La Cour d'appel fédérale a également établi que le juge-arbitre ne doit pas modifier la conclusion d'un conseil qui tient pour avéré, dans une affaire donnée, que le retard à demander des prestations était justifié par un motif valable, si la preuve permet de tirer une telle conclusion. Dans la décision Denise Bélanger (A-74-81), le juge Pratte s'est exprimé ainsi :
« Qu'un juge-arbitre ne peut, pour le seul motif qu'il diffère d'opinion avec un conseil arbitral, annuler une décision de ce conseil jugeant non valable le motif invoqué par un prestataire pour justifier son retard à formuler une demande de prestations. »
Le paragraphe 115(2) de la Loi sur l'assurance-emploi limite la compétence du juge-arbitre. À moins que le conseil arbitral ait omis d'observer un principe de justice naturelle, qu'il ait rendu une décision entachée d'une erreur de droit ou fondé sa décision sur une conclusion de fait erronée, tirée de façon abusive ou sans tenir compte des éléments portés à sa connaissance, le juge-arbitre doit rejeter l'appel.

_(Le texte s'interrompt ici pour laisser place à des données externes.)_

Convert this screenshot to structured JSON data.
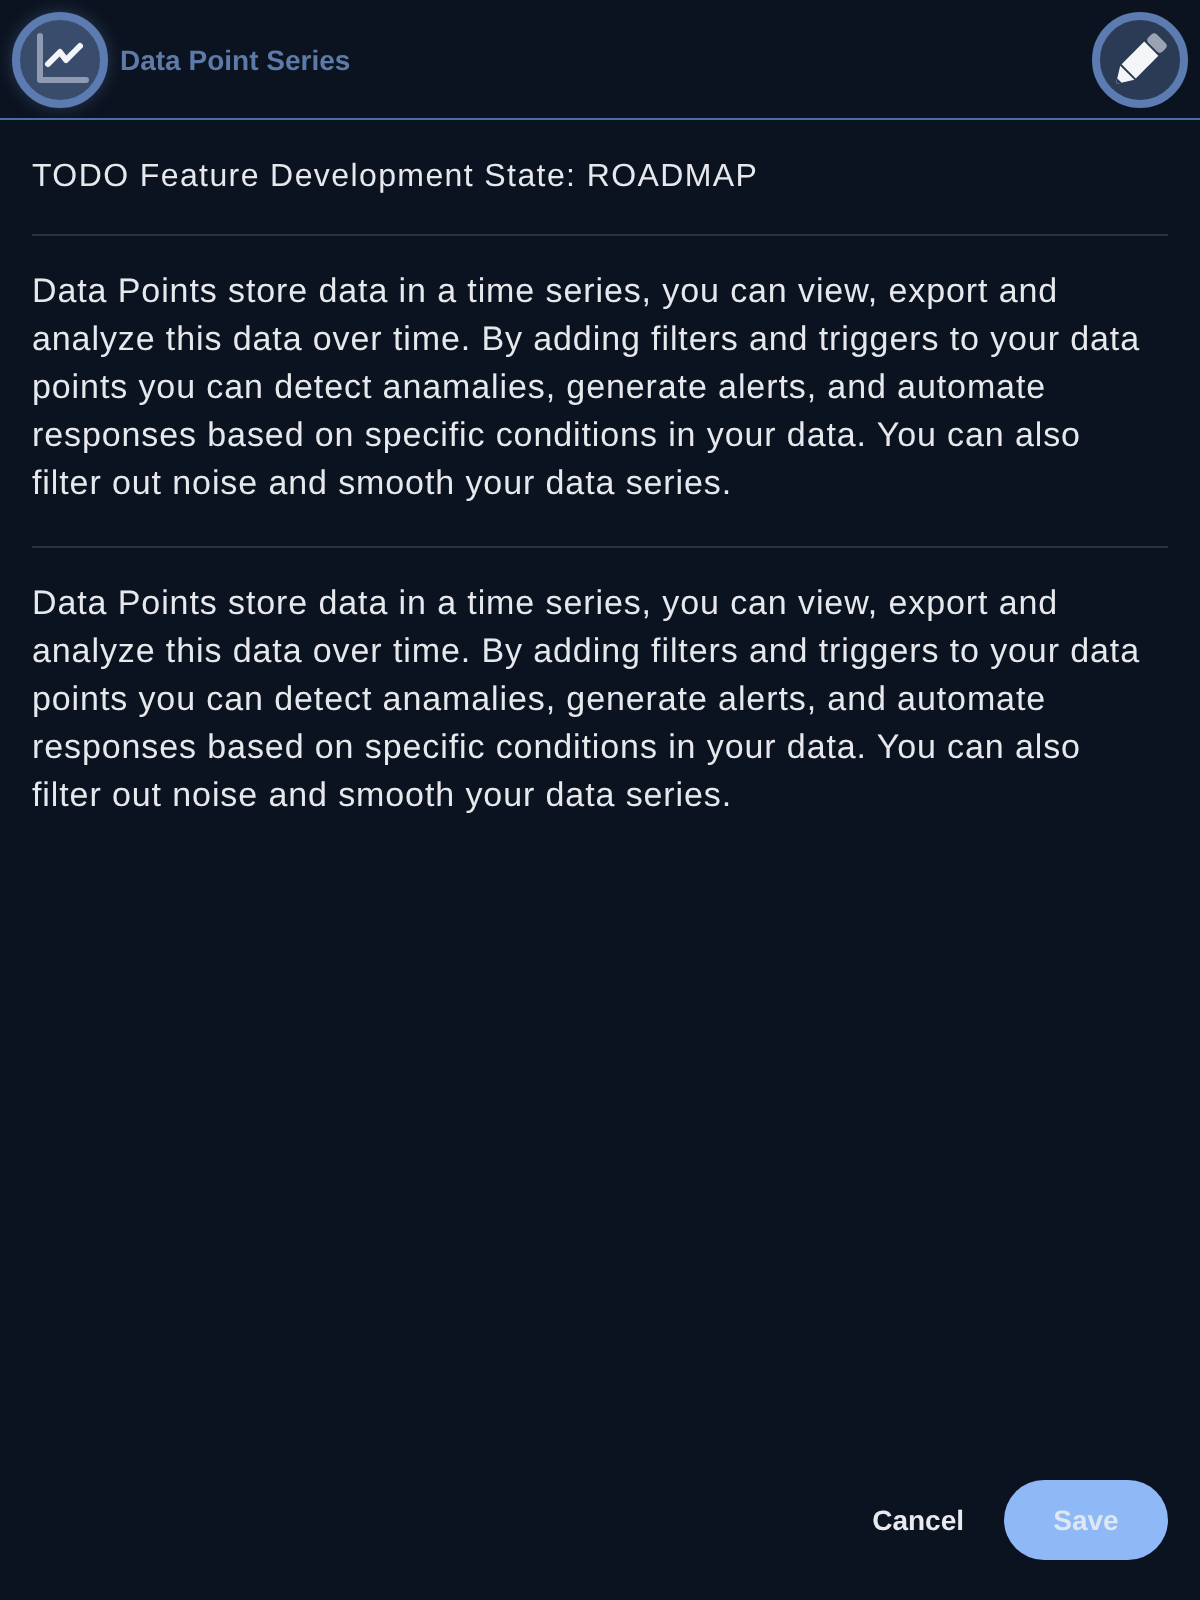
{
  "header": {
    "title": "Data Point Series"
  },
  "status_line": "TODO Feature Development State: ROADMAP",
  "paragraphs": [
    "Data Points store data in a time series, you can view, export and analyze this data over time. By adding filters and triggers to your data points you can detect anamalies, generate alerts, and automate responses based on specific conditions in your data. You can also filter out noise and smooth your data series.",
    "Data Points store data in a time series, you can view, export and analyze this data over time. By adding filters and triggers to your data points you can detect anamalies, generate alerts, and automate responses based on specific conditions in your data. You can also filter out noise and smooth your data series."
  ],
  "buttons": [
    {
      "label": "Cancel",
      "kind": "text",
      "disabled": false
    },
    {
      "label": "Save",
      "kind": "primary",
      "disabled": true
    }
  ]
}
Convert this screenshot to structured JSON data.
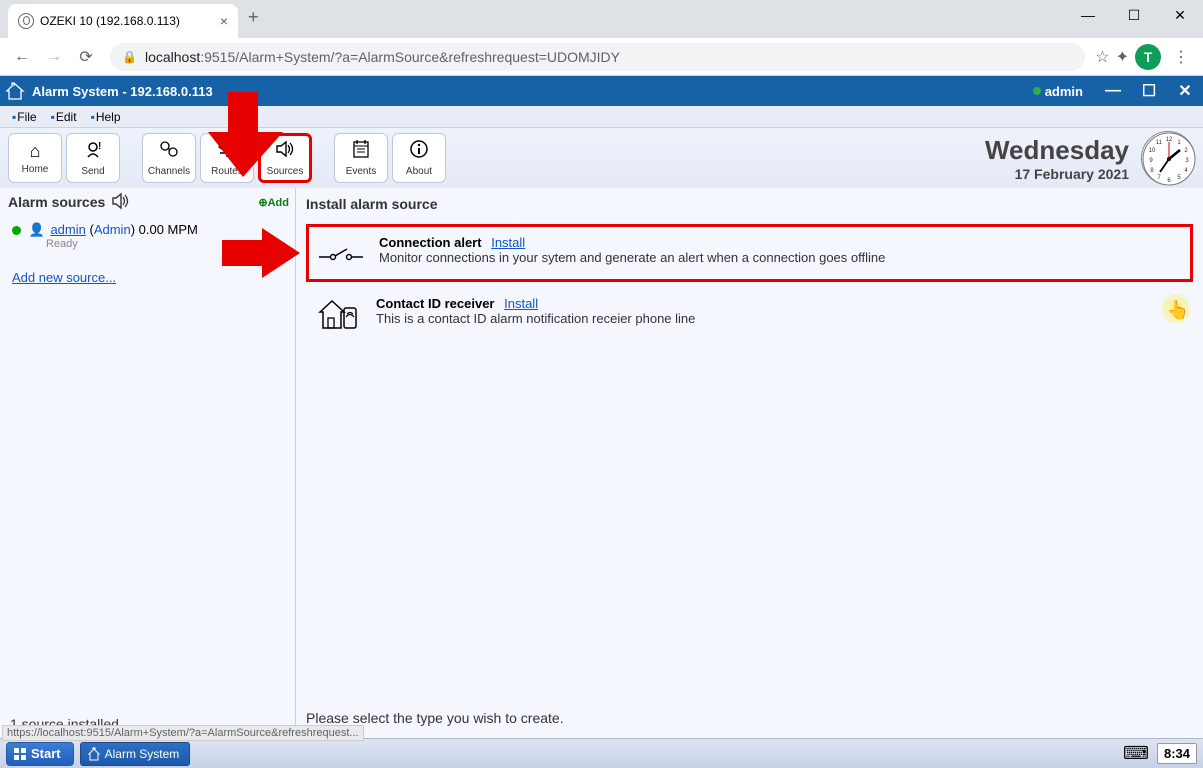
{
  "browser": {
    "tab_title": "OZEKI 10 (192.168.0.113)",
    "url_host": "localhost",
    "url_port_path": ":9515/Alarm+System/?a=AlarmSource&refreshrequest=UDOMJIDY",
    "profile_initial": "T"
  },
  "app": {
    "title": "Alarm System - 192.168.0.113",
    "user": "admin"
  },
  "menu": {
    "file": "File",
    "edit": "Edit",
    "help": "Help"
  },
  "toolbar": {
    "home": "Home",
    "send": "Send",
    "channels": "Channels",
    "routes": "Routes",
    "sources": "Sources",
    "events": "Events",
    "about": "About"
  },
  "datetime": {
    "day": "Wednesday",
    "date": "17 February 2021"
  },
  "left_panel": {
    "header": "Alarm sources",
    "add_label": "Add",
    "src_user": "admin",
    "src_role": "Admin",
    "src_mpm": "0.00 MPM",
    "src_status": "Ready",
    "add_new": "Add new source...",
    "footer": "1 source installed"
  },
  "right_panel": {
    "header": "Install alarm source",
    "items": [
      {
        "title": "Connection alert",
        "link": "Install",
        "desc": "Monitor connections in your sytem and generate an alert when a connection goes offline"
      },
      {
        "title": "Contact ID receiver",
        "link": "Install",
        "desc": "This is a contact ID alarm notification receier phone line"
      }
    ],
    "footer": "Please select the type you wish to create."
  },
  "taskbar": {
    "start": "Start",
    "task1": "Alarm System",
    "time": "8:34",
    "status_url": "https://localhost:9515/Alarm+System/?a=AlarmSource&refreshrequest..."
  }
}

Je suis incapable de conclure que le conseil arbitral a commis une telle erreur. Le conseil a examiné les différentes raisons données par la prestataire pour justifier son retard, et il a conclu que ces raisons constituaient un motif valable. On ne peut pas dire que le conseil a fondé sa décision sur une conclusion de fait erronée, tirée de façon abusive ou sans tenir compte des éléments portés à sa connaissance. Au contraire, la prestataire avait présenté des raisons personnelles importantes et crédibles justifiant son retard.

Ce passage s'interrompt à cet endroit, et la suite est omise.